Deutschland und weitere EU-Staaten verlieren Geduld mit Maduro

epd-bild / Jürgen Vogt Aus Europa wächst der Druck auf den venezolanischen Präsidenten Maduro. Deutschland und seine Partner fordern eine faire Präsidentschaftswahl und setzen dafür auf Oppositionsführer Guaidó: Sie erkennen ihn ab sofort als Interimsstaatschef an.

04.02.2019

Deutschland und weitere EU-Länder verstärken den diplomatischen Druck auf den venezolanischen Präsidenten Nicolás Maduro: Nach Ablauf ihres Ultimatums für die Ausrufung von Wahlen erkannten sie am Montag Oppositionsführer Juan Guaidó als Übergangspräsidenten an. "Bis gestern ist keine Wahl für eine Präsidentschaft ausgerufen worden", erklärte Bundeskanzlerin Angela Merkel (CDU) laut einer Regierungssprecherin. "Deshalb ist jetzt Juan Guaidó die Person, mit der wir darüber reden und von der wir erwarten, dass sie einen Wahlprozess möglichst schnell initiiert." Ebenso äußerten sich mehrere weitere europäische Staaten, darunter Spanien, Frankreich und Großbritannien.

Maduro hatte das Ultimatum der Europäer am Sonntag verstreichen lassen. Er wies die Frist als Frechheit zurück. "Wir akzeptieren von Niemandem ein Ultimatum", sagte er dem TV-Sender La Sexta. In dem Interview schloss Maduro sogar einen Bürgerkrieg in Venezuela nicht aus. Russland kritisierte die Anerkennung Guaidós durch die europäischen Staaten als Einmischung in die inneren Angelegenheiten Venezuelas, wie russische Medien einen Kreml-Sprecher zitierten.
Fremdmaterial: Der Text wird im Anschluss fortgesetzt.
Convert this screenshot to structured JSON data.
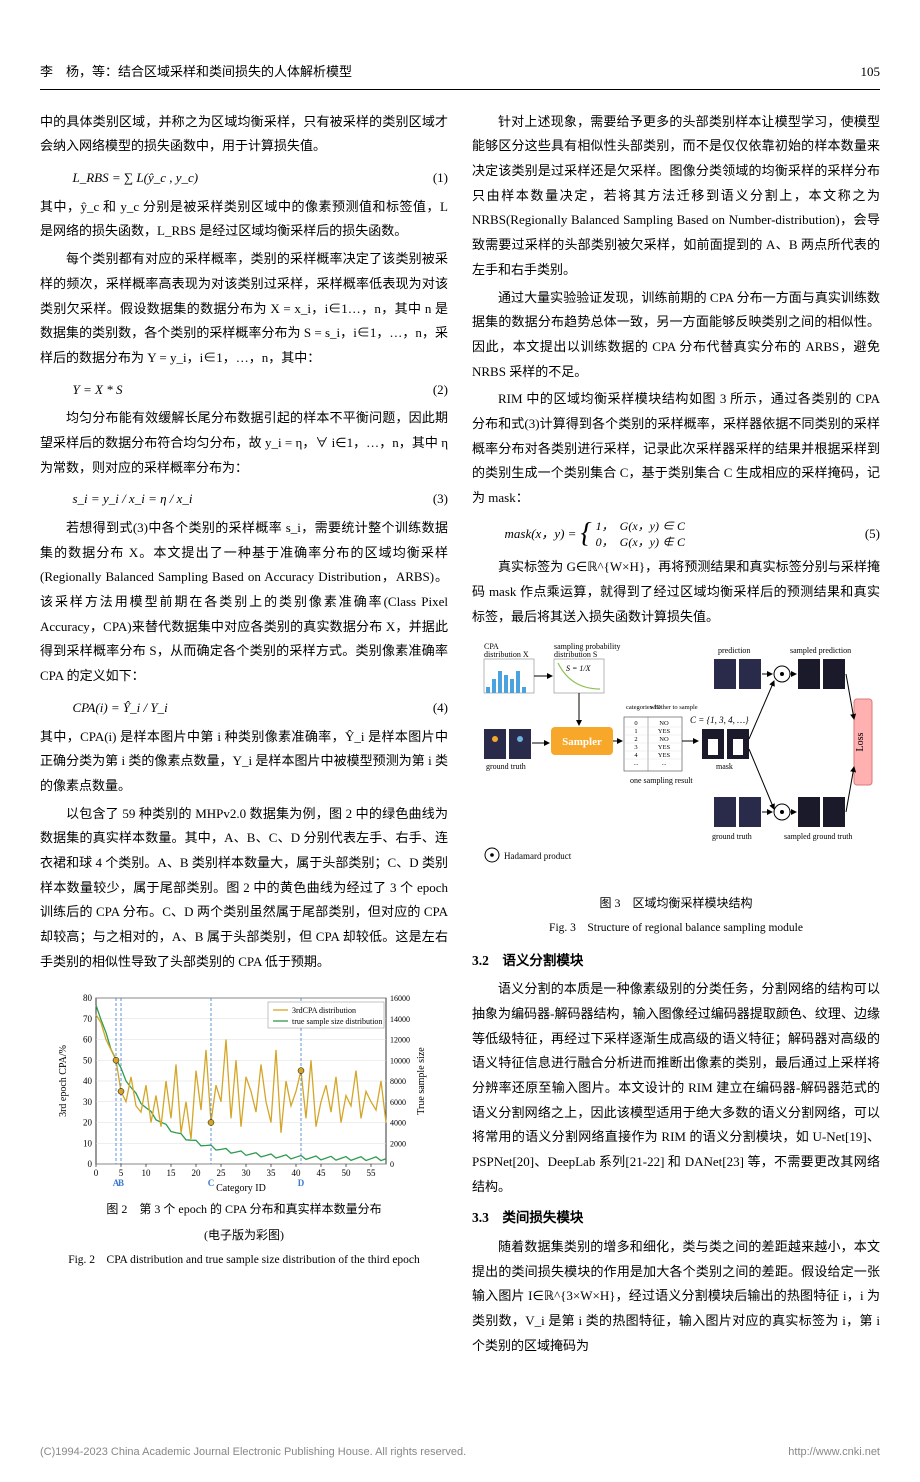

Unterstützung für die Bewältigung der Krise

Die europäischen Regierungen bekräftigten derweil ihre Unterstützung für die Bewältigung der Krise in dem südamerikanischen Land. Bundesaußenminister Heiko Maas (SPD) betonte: "Unsere Sorge gilt weiterhin den Menschen in Venezuela, die unter der dramatischen Versorgungslage, auch im Bereich Gesundheitsversorgung, leiden." Er kündigte fünf Millionen Euro für humanitäre Hilfe an, sobald die politischen Rahmenbedingungen in Venezuela dies zuließen.

Guaidó warb erneut um die Rückendeckung der venezolanischen Militärs. Er erwarte, dass sie die Verfassung verteidigten, sagte er in einem Interview mit dem venezolanischen Sender Antena 3. Erneut verwies er auf das vom Parlament verabschiedete Amnestiegesetz, das Straffreiheit für alle Militärangehörigen garantiere, die sich für die Wiederherstellung der verfassungsmäßigen Rechte einsetzen. Den internationalen Druck auf Maduro nannte er entscheidend für einen Machtwechsel.

50.000 bewaffnete Volkseinheiten

Maduro sagte in dem am Sonntagabend ausgestrahltem TV-Interview im Sender La Sexta, es würden 50.000 bewaffnete Volkseinheiten in Venezuela gebildet, die das Vaterland verteidigen sollten. "Im Fall eines lokalen, regionalen oder nationalen Konfliktes weiß das Volk, wohin es gehört", erklärte er. Bislang ist das Militär Maduros größter Machtfaktor. Die Spitze der Streitkräfte hatte sich uneingeschränkt hinter ihn gestellt. Aus den unteren Rängen erhält jedoch Guaidó zunehmend Rückhalt. Auch am Montag kündigten weitere Militärs sowie ein Polizeichef des Staates Trujillo ihre Unterstützung für die Opposition an, wie die Tageszeitung "El Nacional" berichtete.

Parlamentspräsident Guaidó hatte sich im politischen Machtkampf mit Maduro am 23. Januar zum Übergangsstaatschef ausgerufen. Die USA, Kanada und viele lateinamerikanische Länder haben ihn bereits anerkannt. Maduro hatte sich trotz heftiger Proteste Anfang Januar für eine zweite Amtszeit vereidigen lassen, die bis 2025 dauert. Die Wahlen vom 20. Mai 2018 waren nach Überzeugung der internationalen Gemeinschaft nicht demokratisch. Das Parlament, in dem die Opposition seit 2016 eine Mehrheit stellt, wurde von Maduro entmachtet.